In the vast, mountainous region of Afghanistan’s Central Highlands, it is easy to miss the low stone wall that curves alongside a hilltop near Mahram Ali’s remote village.
But to Mahram, the contoured wall is the most important feature of the impressive landscape.
“All of my land was useless before,” Mahram says. “Now I can cultivate it.”
Throughout this part of Afghanistan, Catholic Relief Services works with farming communities to make their land more productive and less vulnerable to natural disasters.
CRS staff helped Mahram build the wall to protect his land from erosion. CRS also provided saplings that grow next to the wall for structural support. During the harsh winter, Mahram uses cuttings from the saplings to feed his livestock and as fuel to heat his home.

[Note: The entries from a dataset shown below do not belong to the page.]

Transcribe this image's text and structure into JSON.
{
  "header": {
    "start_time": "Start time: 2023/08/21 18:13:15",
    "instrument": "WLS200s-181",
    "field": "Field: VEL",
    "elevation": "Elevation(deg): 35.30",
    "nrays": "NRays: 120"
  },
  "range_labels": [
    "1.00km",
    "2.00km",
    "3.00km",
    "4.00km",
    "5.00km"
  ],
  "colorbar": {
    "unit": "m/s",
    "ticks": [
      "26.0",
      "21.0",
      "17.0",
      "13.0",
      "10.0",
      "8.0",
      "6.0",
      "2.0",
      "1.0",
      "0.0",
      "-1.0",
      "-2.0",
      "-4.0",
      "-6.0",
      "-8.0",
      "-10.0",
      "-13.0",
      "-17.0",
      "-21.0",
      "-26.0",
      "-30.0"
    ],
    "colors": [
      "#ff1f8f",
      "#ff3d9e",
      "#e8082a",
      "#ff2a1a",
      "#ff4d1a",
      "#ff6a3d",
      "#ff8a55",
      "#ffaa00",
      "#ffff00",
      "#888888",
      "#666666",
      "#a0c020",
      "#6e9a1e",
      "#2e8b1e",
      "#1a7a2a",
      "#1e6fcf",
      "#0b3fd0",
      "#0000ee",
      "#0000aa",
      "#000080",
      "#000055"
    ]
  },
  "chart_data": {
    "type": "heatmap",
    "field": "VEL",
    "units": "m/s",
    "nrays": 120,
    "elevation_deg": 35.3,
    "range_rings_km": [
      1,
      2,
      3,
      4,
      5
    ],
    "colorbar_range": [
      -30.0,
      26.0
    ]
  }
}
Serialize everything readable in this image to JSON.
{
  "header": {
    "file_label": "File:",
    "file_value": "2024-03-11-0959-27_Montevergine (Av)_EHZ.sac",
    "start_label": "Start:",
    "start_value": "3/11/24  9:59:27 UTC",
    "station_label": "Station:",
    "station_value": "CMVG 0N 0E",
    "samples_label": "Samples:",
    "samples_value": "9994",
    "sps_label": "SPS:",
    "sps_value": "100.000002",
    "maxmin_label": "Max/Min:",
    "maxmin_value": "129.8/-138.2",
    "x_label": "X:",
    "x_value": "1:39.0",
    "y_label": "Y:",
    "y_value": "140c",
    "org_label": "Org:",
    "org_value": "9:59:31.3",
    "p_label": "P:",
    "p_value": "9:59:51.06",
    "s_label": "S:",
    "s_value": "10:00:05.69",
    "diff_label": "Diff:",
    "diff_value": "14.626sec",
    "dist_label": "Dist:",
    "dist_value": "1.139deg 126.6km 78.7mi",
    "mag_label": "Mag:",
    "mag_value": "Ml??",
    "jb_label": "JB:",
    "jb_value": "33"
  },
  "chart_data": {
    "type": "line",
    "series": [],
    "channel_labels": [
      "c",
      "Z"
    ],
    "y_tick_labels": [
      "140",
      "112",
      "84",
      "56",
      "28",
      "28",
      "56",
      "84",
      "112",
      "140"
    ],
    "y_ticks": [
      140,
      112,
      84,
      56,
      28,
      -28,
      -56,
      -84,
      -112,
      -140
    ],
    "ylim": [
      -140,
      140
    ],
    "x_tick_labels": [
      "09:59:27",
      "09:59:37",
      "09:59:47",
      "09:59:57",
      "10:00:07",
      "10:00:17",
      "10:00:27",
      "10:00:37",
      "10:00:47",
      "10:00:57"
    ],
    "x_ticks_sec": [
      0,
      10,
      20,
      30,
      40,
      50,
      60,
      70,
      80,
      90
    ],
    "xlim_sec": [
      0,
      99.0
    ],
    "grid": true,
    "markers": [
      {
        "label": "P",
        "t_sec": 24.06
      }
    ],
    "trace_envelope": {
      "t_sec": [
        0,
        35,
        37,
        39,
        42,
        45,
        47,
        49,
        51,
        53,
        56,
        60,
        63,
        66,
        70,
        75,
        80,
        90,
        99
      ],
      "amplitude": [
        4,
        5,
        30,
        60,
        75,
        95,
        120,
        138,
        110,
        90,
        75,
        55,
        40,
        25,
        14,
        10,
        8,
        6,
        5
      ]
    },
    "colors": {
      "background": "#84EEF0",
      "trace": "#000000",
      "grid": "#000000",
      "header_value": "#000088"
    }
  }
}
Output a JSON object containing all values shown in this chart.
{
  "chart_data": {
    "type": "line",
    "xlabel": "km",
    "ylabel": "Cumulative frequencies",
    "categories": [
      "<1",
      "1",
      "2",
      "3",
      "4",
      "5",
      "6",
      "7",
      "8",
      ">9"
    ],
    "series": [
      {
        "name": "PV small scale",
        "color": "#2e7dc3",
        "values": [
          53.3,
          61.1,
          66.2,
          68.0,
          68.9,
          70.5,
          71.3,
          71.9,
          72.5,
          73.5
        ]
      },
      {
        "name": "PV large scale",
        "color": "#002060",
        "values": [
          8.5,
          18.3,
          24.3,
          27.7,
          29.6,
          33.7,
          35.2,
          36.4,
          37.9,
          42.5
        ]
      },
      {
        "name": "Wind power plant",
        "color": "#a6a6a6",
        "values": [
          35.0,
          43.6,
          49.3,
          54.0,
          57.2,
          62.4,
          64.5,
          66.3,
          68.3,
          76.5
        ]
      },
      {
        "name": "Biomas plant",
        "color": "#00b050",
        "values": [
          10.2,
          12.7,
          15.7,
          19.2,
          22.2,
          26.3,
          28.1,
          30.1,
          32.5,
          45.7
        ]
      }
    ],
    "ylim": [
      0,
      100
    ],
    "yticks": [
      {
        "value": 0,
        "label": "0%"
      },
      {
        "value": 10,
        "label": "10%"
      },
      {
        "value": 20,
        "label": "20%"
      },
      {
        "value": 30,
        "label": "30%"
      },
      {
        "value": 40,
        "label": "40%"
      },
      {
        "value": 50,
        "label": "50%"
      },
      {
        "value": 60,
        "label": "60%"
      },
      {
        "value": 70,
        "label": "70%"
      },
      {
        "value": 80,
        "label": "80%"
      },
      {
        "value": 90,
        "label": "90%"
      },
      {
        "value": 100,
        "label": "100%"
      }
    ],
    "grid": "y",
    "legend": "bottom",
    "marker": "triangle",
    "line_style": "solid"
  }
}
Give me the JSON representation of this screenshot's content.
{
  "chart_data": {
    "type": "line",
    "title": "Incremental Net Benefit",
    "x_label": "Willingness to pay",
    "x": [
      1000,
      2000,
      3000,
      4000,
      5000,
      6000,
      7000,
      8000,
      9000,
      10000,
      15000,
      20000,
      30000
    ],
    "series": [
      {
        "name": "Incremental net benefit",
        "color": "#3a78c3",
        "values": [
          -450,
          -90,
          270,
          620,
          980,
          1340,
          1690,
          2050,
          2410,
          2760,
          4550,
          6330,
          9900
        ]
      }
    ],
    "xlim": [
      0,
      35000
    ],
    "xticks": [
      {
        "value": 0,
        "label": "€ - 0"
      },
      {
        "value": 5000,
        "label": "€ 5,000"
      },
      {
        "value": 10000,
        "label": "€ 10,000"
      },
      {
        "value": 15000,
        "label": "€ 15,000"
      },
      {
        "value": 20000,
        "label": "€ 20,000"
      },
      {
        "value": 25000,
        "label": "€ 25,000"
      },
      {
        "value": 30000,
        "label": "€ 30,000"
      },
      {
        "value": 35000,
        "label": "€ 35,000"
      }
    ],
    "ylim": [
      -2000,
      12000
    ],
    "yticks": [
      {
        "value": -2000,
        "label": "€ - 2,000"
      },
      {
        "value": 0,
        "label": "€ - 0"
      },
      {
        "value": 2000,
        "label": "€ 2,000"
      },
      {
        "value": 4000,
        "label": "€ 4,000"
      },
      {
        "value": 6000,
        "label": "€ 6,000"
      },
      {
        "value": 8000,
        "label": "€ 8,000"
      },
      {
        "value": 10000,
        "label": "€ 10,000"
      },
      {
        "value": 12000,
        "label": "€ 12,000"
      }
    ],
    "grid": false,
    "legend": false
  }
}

CRS also cleared part of his now-protected land so that he can grow alfalfa, which has become one of his most important cash crops. He now earns enough to send his oldest son to university, which costs about $800 a year.
“I feel happy, and I appreciate so much the work of CRS because my life has been made easier,” he says.
In Sange Sorakh, another farming community in the Central Highlands, CRS is guiding the people to dig hillside trenches.
“If there is too much snowmelt, the canal, which feeds the surrounding farmland, will wash out,” says CRS Livelihoods Program Manager Sam Nichols. “That could spell disaster for the nearby villages, which are made up entirely of subsistence farmers.”
Last year, flooding occurred five times. Each time, the canal was destroyed. Hillside trenches catch excess water and snowmelt, protecting the canal and the farmers from ruin.
CRS has been carrying out natural resource management work in Afghanistan since 2008. The work has benefited about 40,000 people.